Notre amie commune, qui évoquait déjà l’ impossibilité de reconnecter les jeunes à la génération précédente, ne faisait que renforcer l’idée que, non seulement, il était indispensable de ne pas nous trouver en rupture avec le monde dans lequel les jeunes évoluaient, mais, surtout, qu’il nous fallait tenter de les reconnecter au nôtre dans ce qu’il avait de plus concret et de plus proche de l’essentiel. Sans doute était-il plus profitable d’admettre le GSM, mais d’imposer son silence lors des repas communs et de vivre ensemble, telle une nouvelle discipline familiale, un retour sporadique à la nature, que les jeunes et les vieux prennent réellement l’air, qu’ils retrouvent, complices, le bruit de leurs pas sur la terre, qu’ils s’émerveillent ensemble et sans crainte de leurs souffles embués qui traverseraient leurs écharpes.
Parce que les reconnecter à notre monde par un autre biais, en dehors du fait que c’est une cause perdue d’avance, ce serait pour leur en proposer quoi?
Sincèrement, en quoi sommes-nous crédibles? C’est quoi “notre” monde? Trump, Lepen, La NVA, le retour des armes nucléaires, les centrales nucléaires malades qu'on tient en vie malgré les perfusions qui sautent, les déchets qu'on ne parvient plus à évacuer, le scandale des éco-chèques à avaler de travers et par le fond, les djihadistes, les batailles de Saint-Nicolas avec ou sans croix, les semaines et les semaines à nous disséquer la mort de Johnny, les femmes qui avouent la maltraitance sexuelle sous tous les projecteurs même là où ça brille le plus fort, les pauvres qui ne peuvent même plus s'allonger dehors sur un banc hors du sol gelé, les clandestins refoulés là où on sait qu’ils seront esclaves, ...
C’est quoi le monde auquel on veut les reconnecter de force?

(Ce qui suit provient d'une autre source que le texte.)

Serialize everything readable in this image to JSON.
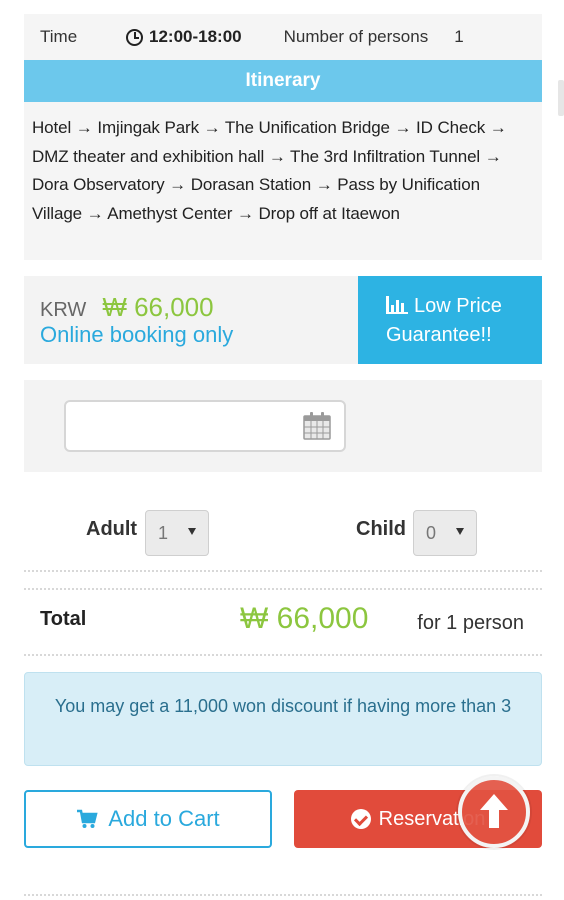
{
  "info": {
    "time_label": "Time",
    "time_value": "12:00-18:00",
    "persons_label": "Number of persons",
    "persons_value": "1"
  },
  "itinerary": {
    "title": "Itinerary",
    "text": "Hotel → Imjingak Park → The Unification Bridge → ID Check → DMZ theater and exhibition hall → The 3rd Infiltration Tunnel → Dora Observatory → Dorasan Station → Pass by Unification Village → Amethyst Center → Drop off at Itaewon"
  },
  "price": {
    "currency": "KRW",
    "amount": "₩ 66,000",
    "note": "Online booking only",
    "guarantee_line1": "Low Price",
    "guarantee_line2": "Guarantee!!"
  },
  "date_picker": {
    "value": "",
    "icon": "calendar-icon"
  },
  "quantity": {
    "adult_label": "Adult",
    "adult_value": "1",
    "child_label": "Child",
    "child_value": "0"
  },
  "total": {
    "label": "Total",
    "amount": "₩ 66,000",
    "for_text": "for 1 person"
  },
  "notice": {
    "text": "You may get a 11,000 won discount if having more than 3"
  },
  "actions": {
    "cart_label": "Add to Cart",
    "reservation_label": "Reservation",
    "cart_icon": "cart-icon",
    "reservation_icon": "check-circle-icon",
    "scroll_top_icon": "arrow-up-icon"
  },
  "colors": {
    "accent_blue": "#2aa9dd",
    "header_blue": "#6cc8ec",
    "price_green": "#8cc63f",
    "reservation_red": "#e14b3b"
  }
}
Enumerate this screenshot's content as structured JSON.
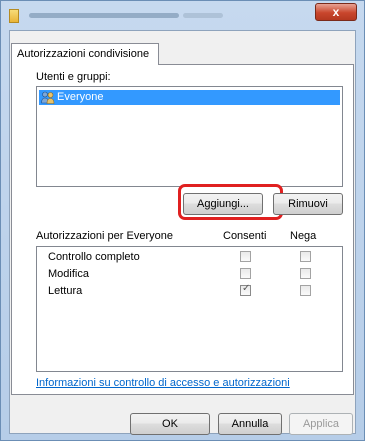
{
  "window": {
    "close_label": "x"
  },
  "tab": {
    "label": "Autorizzazioni condivisione"
  },
  "users": {
    "label": "Utenti e gruppi:",
    "items": [
      {
        "name": "Everyone",
        "selected": true,
        "icon": "users-group-icon"
      }
    ]
  },
  "user_buttons": {
    "add_label": "Aggiungi...",
    "remove_label": "Rimuovi"
  },
  "permissions": {
    "header": "Autorizzazioni per Everyone",
    "col_allow": "Consenti",
    "col_deny": "Nega",
    "rows": [
      {
        "name": "Controllo completo",
        "allow": false,
        "deny": false
      },
      {
        "name": "Modifica",
        "allow": false,
        "deny": false
      },
      {
        "name": "Lettura",
        "allow": true,
        "deny": false
      }
    ]
  },
  "link": "Informazioni su controllo di accesso e autorizzazioni",
  "footer": {
    "ok_label": "OK",
    "cancel_label": "Annulla",
    "apply_label": "Applica"
  },
  "colors": {
    "selection": "#3399ff",
    "highlight": "#e02020",
    "link": "#0066cc"
  }
}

Sommes-nous donc des adultes inconscients d’imaginer notre monde meilleur que leur avenir? Un avenir sans lequel ils ne veulent pas se projeter. On pourrait bien les comprendre non? Quel adulte honnête, doté de cervelle, est capable de s’y projeter volontairement et sereinement?
Alors, les obliger à entrer dans ce moule fêlé...
A toutes ces réflexions entendues, j’ai envie d’ajouter: “Et si en plus, en plus, c'est pour devenir enseignant”...
Ben voilà, c'est là que cela ne va pas.
Ce monde scolaire n’a aucun avenir!
On est déjà très, très, très loin de ceux pour lesquels on bosse. Optimisme, qui appelle rectification plus réaliste: “ Pour lesquels on croit bosser!”.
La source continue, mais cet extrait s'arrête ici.